The next dimension I considered is about my starting point: I did not/ do not think that becoming a politician is the solution because people in politics are only a representative sample of  the entire population, we need to clean the whole population with both bottom up and top down approaches. Since, I don’t have the circle of influence to start top-down, I will / can go bottom up.

I also realised that there are many things that hurt us badly but in the run mill of everyday life we forget the hurt and go with the flow. I did not want my pain and my urge to act on it to be forgotten. I needed a strong enough reminder that will make me never forget. As a person, I never like to be generalised or constrained. A constraint that is so obvious and make it easy for others to generalise will help me remember it, even if it is not every day, at least every week. I chose to wear only black, forgo maruthani and cut my hair short - this is how my "Operation Black" started and as described in my previous posts, it is a powerful tool - I am reminded constantly and continuously.

Last year, I did not know what to do and where to start but I knew I have to start somewhere. Now, I am working towards making a positive change to the morale and morality of younger minds. When I touch a few communities through these young minds and there is evidence that the communities turned around I will change to colours… Sure, there are stories of Asifas, Hasinis & Anitas and stories of Nirmalas to make dent in the confidence and hope but there are also Malu Sheikas, Rifath Sharooks, and Preethi Srinivasans who build it back. With a lot of ups & downs and mood swings, my Operation Black is going on.

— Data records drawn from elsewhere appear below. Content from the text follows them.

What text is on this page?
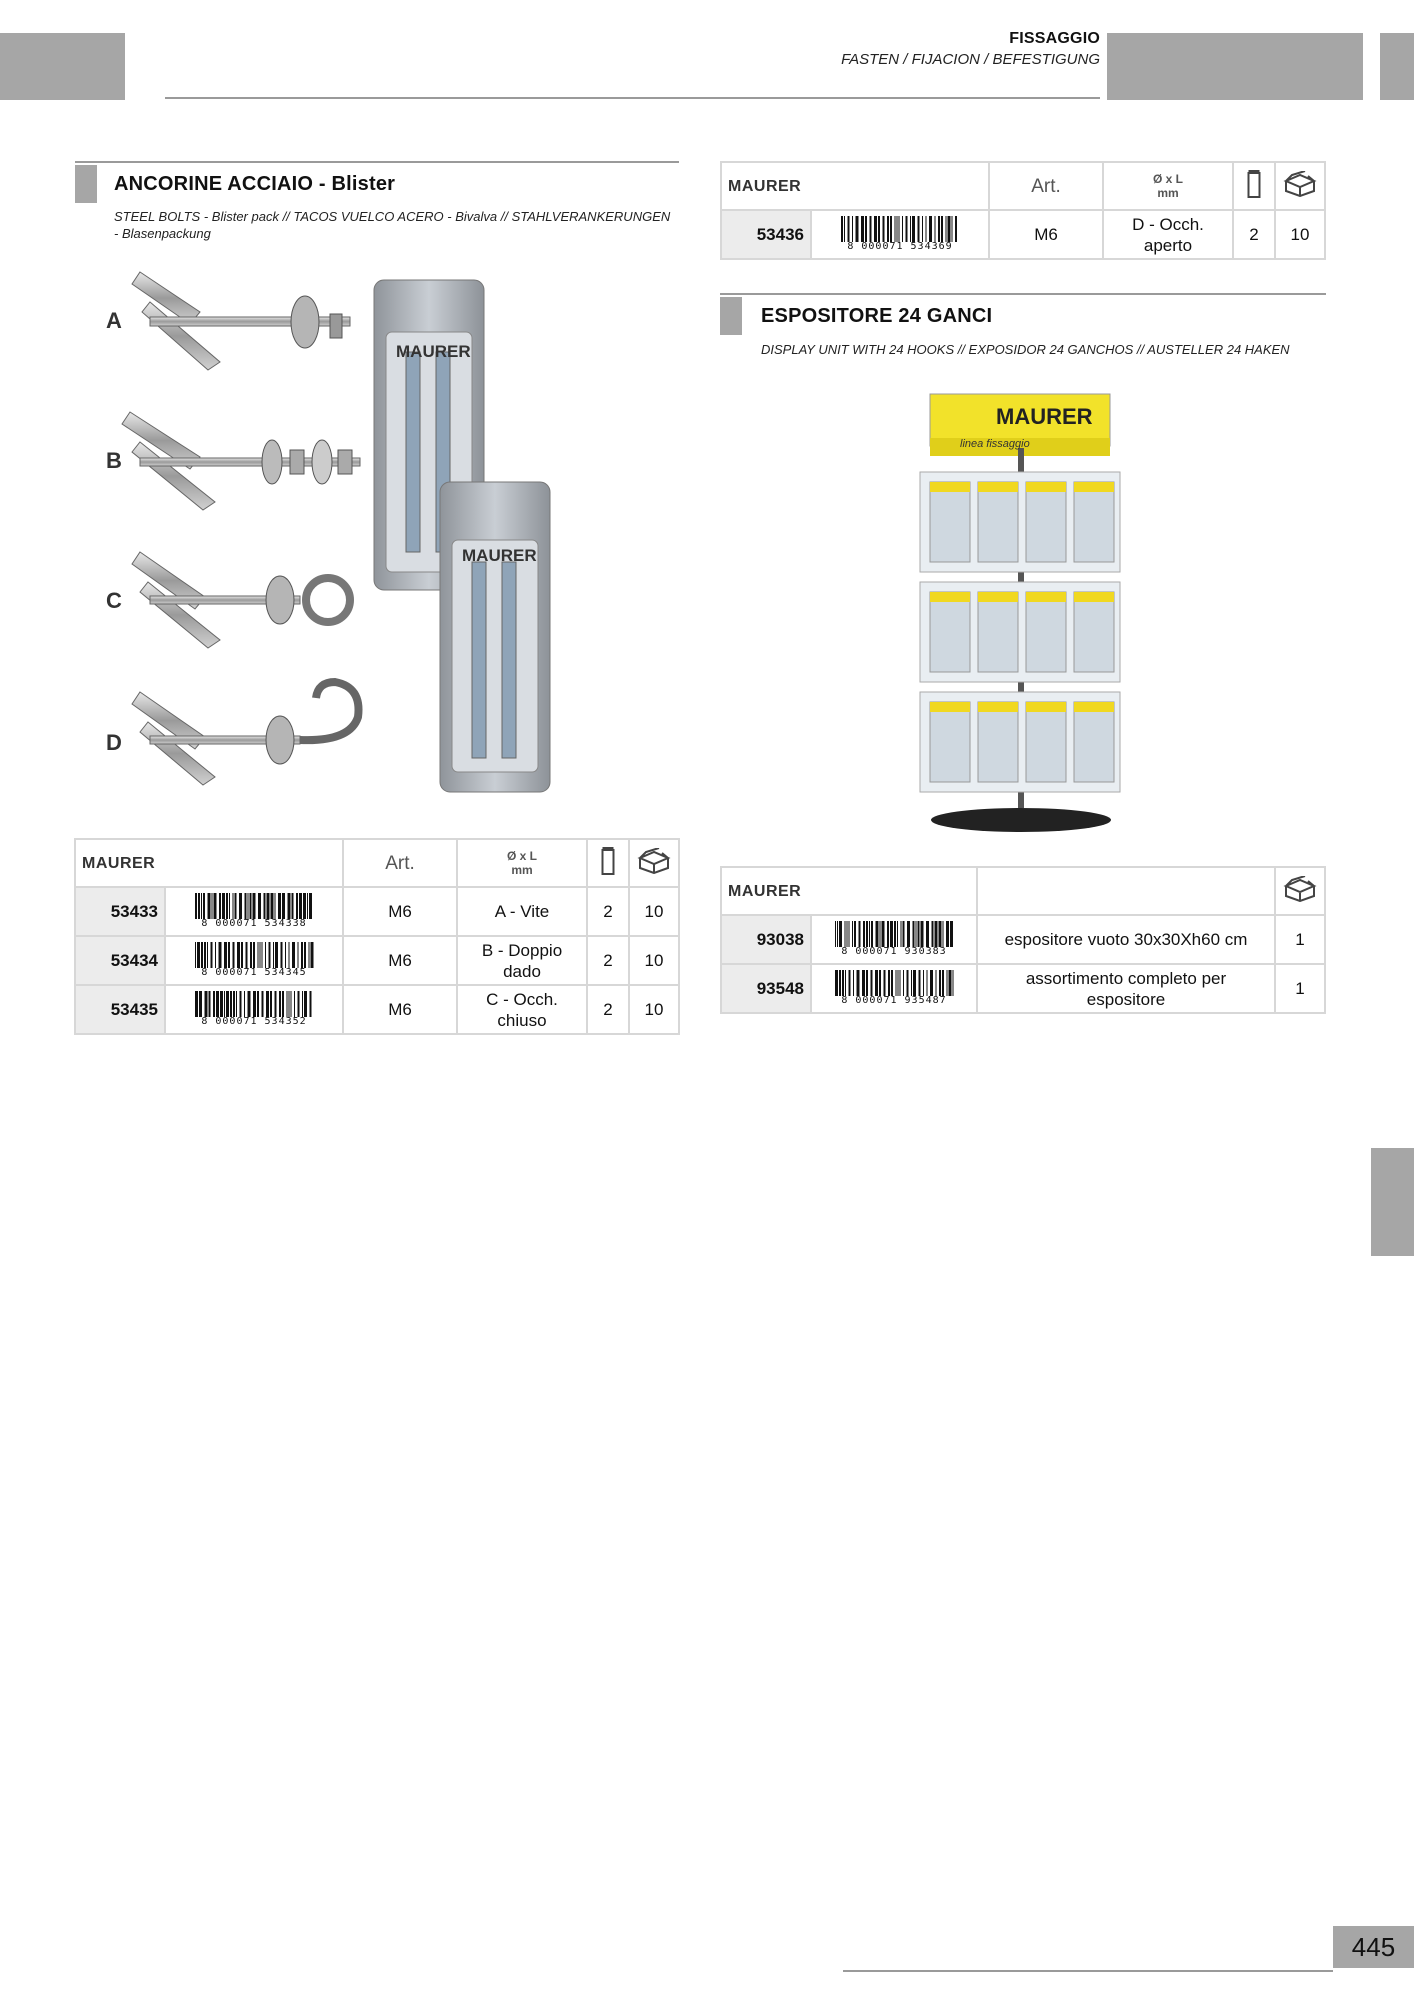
FISSAGGIO
FASTEN / FIJACION / BEFESTIGUNG
ANCORINE ACCIAIO - Blister
STEEL BOLTS - Blister pack // TACOS VUELCO ACERO - Bivalva // STAHLVERANKERUNGEN
- Blasenpackung
MAURER
MAURER
A
B
C
D
MAURER		Art.	Ø x L
mm

53433	8 000071 534338	M6	A - Vite	2	10
53434	8 000071 534345	M6	B - Doppio
dado	2	10
53435	8 000071 534352	M6	C - Occh.
chiuso	2	10
MAURER		Art.	Ø x L
mm

53436	8 000071 534369	M6	D - Occh.
aperto	2	10
ESPOSITORE 24 GANCI
DISPLAY UNIT WITH 24 HOOKS // EXPOSIDOR 24 GANCHOS // AUSTELLER 24 HAKEN
MAURER
linea fissaggio
MAURER		
93038	8 000071 930383	espositore vuoto 30x30Xh60 cm	1
93548	8 000071 935487	assortimento completo per
espositore	1
445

Looking forward to all your support and contribution so that I can change to other colours… Your action or contribution need not be same as mine… the questions in front of us are

  • How can we make a mentally, ethically, physically, economically fit/sound society and how can we make a sustainable culture of integrity
  • How can we create a safe environment for humans and other lives and how do we leave a better planet for tomorrow

I see more and more people are stepping in to make it cleaner and answer the above questions in their own way. I am hoping to change to other colours before I leave the planet!!